It’s easy to think that WBO junior middleweight titleholder Jaime Munguia is stepping his competition down a bit when he takes to the ring again on Sept. 14 to face Patrick Allottey, but that partially comes from hindsight.
You have to remember that when Munguia faced Dennis Hogan on April 13 in Monterrey, Mexico, he was supposed to win easily and move on to a big opponent. Hogan was just a mandatory challenger, one of the many in boxing whose path to “earning” a world title shot was plenty questionable. Nobody expected what happened to happen.
Hogan gave Munguia fits, deserving the victory in the eyes of many only to have it taken from him on majority decision scores from judges Richard Levine, Rocky Young, and Waleska Roldan.
Post-fight, there was controversy not just about the scoring, but a lack of drug testing and various other complaints made by Team Hogan. Being boxing, and being that Dennis Hogan wasn’t supposed to be competitive in the first place, pretty much all of this fell on deaf ears with anyone who might be able to do something.
The 22-year-old Munguia (33-0, 26 KO) has far more skeptical eyes on him as a result of that fight. A year ago at this time, Munguia had come pretty much out of nowhere to trounce Sadam Ali, winning his first world title, and then score a very solid and earned victory over former titleholder Liam Smith.

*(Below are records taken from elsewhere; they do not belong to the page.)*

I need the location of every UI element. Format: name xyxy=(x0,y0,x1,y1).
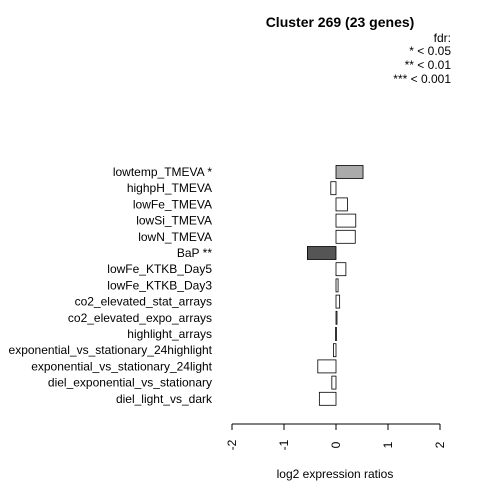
legend-entry-1: * < 0.05 xyxy=(409,44,451,58)
bar-6 xyxy=(335,262,347,277)
category-label-0: lowtemp_TMEVA * xyxy=(113,165,212,179)
bars-group xyxy=(306,165,364,406)
category-label-12: exponential_vs_stationary_24light xyxy=(31,359,212,373)
chart-title: Cluster 269 (23 genes) xyxy=(266,14,415,30)
bar-12 xyxy=(317,359,337,374)
category-label-11: exponential_vs_stationary_24highlight xyxy=(9,343,213,357)
category-label-1: highpH_TMEVA xyxy=(127,181,212,195)
x-tick-label-2: 0 xyxy=(329,441,343,448)
legend: fdr: * < 0.05 ** < 0.01 *** < 0.001 xyxy=(393,31,451,86)
x-tick-label-0: -2 xyxy=(225,439,239,450)
bar-4 xyxy=(335,229,356,244)
bar-14 xyxy=(318,391,337,406)
category-label-13: diel_exponential_vs_stationary xyxy=(48,376,212,390)
category-label-14: diel_light_vs_dark xyxy=(116,392,213,406)
category-label-6: lowFe_KTKB_Day5 xyxy=(107,262,212,276)
bar-5 xyxy=(306,246,337,260)
category-label-3: lowSi_TMEVA xyxy=(136,214,212,228)
bar-7 xyxy=(335,278,339,293)
bar-0 xyxy=(335,165,364,179)
bar-2 xyxy=(335,197,348,212)
category-label-8: co2_elevated_stat_arrays xyxy=(75,295,212,309)
x-tick-label-4: 2 xyxy=(433,441,447,448)
bar-3 xyxy=(335,213,357,228)
legend-title: fdr: xyxy=(434,31,451,45)
bar-13 xyxy=(331,375,337,390)
x-tick-label-1: -1 xyxy=(277,439,291,450)
bar-8 xyxy=(335,294,341,309)
legend-entry-3: *** < 0.001 xyxy=(393,72,451,86)
category-labels-group: lowtemp_TMEVA * highpH_TMEVA lowFe_TMEVAlo… xyxy=(9,165,213,406)
x-tick-label-3: 1 xyxy=(381,441,395,448)
category-label-9: co2_elevated_expo_arrays xyxy=(68,311,212,325)
category-label-4: lowN_TMEVA xyxy=(138,230,212,244)
bar-10 xyxy=(335,327,337,341)
category-label-5: BaP ** xyxy=(177,246,212,260)
legend-entry-2: ** < 0.01 xyxy=(405,58,452,72)
bar-1 xyxy=(330,181,337,196)
x-axis: -2 -1 0 1 2 xyxy=(225,423,447,450)
category-label-10: highlight_arrays xyxy=(127,327,212,341)
x-axis-label: log2 expression ratios xyxy=(277,467,394,481)
category-label-2: lowFe_TMEVA xyxy=(133,197,212,211)
bar-9 xyxy=(335,310,338,325)
bar-11 xyxy=(332,343,337,358)
category-label-7: lowFe_KTKB_Day3 xyxy=(107,278,212,292)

He was gearing up to defend his belt again against Brandon Cook on Sept. 15, part of the Canelo-Golovkin II card in Las Vegas, a big spot on a big card. He would wipe Cook out in three and keep the hype train rolling.
This year, Munguia started off fine, beating Takeshi Inoue by decision in January, but the Hogan fight raised a lot of legitimate questions about Munguia’s ceiling and his preparation. On the latter count, he’s parted with trainer Robert Alcazar and replaced him with Hall of Famer Erik Morales, a great fighter but just getting his feet wet as a chief second.

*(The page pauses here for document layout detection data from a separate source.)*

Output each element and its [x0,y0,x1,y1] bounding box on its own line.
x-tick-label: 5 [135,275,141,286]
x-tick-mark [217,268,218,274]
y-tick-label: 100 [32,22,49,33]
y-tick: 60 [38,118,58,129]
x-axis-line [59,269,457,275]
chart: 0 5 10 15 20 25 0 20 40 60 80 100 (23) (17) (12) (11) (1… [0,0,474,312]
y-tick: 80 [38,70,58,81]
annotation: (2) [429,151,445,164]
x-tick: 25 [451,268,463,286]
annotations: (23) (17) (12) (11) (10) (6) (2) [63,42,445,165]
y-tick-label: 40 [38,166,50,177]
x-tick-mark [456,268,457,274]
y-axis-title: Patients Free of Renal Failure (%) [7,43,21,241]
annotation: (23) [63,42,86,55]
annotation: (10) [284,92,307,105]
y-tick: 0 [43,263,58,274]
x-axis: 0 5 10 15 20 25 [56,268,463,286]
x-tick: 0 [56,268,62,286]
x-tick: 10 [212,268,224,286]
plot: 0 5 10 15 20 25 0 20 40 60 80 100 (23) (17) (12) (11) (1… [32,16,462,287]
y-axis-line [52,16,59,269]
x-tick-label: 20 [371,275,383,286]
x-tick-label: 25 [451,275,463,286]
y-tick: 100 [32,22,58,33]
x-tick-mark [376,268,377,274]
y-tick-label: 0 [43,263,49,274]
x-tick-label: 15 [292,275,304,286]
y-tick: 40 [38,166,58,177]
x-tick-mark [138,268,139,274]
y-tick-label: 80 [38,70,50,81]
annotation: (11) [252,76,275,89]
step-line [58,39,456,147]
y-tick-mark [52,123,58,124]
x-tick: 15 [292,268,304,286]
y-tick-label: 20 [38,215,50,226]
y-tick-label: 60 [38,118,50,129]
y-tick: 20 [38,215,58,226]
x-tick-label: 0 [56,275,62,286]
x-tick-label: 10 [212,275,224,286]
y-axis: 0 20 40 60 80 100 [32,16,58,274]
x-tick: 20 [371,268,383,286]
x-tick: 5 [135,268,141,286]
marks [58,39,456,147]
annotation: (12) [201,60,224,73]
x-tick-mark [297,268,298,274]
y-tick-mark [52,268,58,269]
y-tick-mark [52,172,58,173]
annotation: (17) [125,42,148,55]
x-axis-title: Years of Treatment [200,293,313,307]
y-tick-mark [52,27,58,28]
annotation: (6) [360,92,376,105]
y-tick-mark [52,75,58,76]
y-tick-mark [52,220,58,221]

Munguia’s first test with Morales will come Sept. 14 on DAZN, live from Carson, California, as he defends his belt against Ghanaian veteran Patrick Allotey (40-3, 30 KO), a 28-year-old with a fluffed-up record, ranked No. 140 in the world by BoxRec. Even compared to Hogan’s pre-fight credentials, Allottey is a soft touch, and that’s clearly by design.
“I feel very happy to be the main event for this Mexican Independence Day fight,” Munguia said at a press conference on Tuesday. “It’s going to be a great day for boxing and a great day for Mexico.
“My desire on September 14th is to demonstrate everything I’ve been learning with my new trainer Erik Morales. I have a great fighter in front of me and we are going to show it in the ring.”
Morales, now 42 and seven years removed from the last fight of his career, also hopes for good results with the new pairing.
“I’m very grateful to be working with Munguia. He’s a great fighter and a young fighter with a lot of desire to show,” Morales said. “It reminds me of when I was younger. He has been improving over our last two months of working together. I assure you that the Munguia you know will be different, but will also deliver the same explosive style he has. We are showing him and guiding him.”
Munguia made his name on physically bullying opposition, overwhelming guys like Ali and Cook especially with raw power and aggression. But Hogan showed he can be outboxed.
The key going forward for Munguia will not be to change him entirely — that never works, fighters have their own styles, either naturally or how they were initially taught, and at the core, they are who they are. What he can do, though, is tweak that, fine-tune the skills and gifts he has, and become smarter and more complete. Jaime Munguia is never going to be a master technician, but at 22 there’s every reason to believe he can be better at what he does well than he has been so far.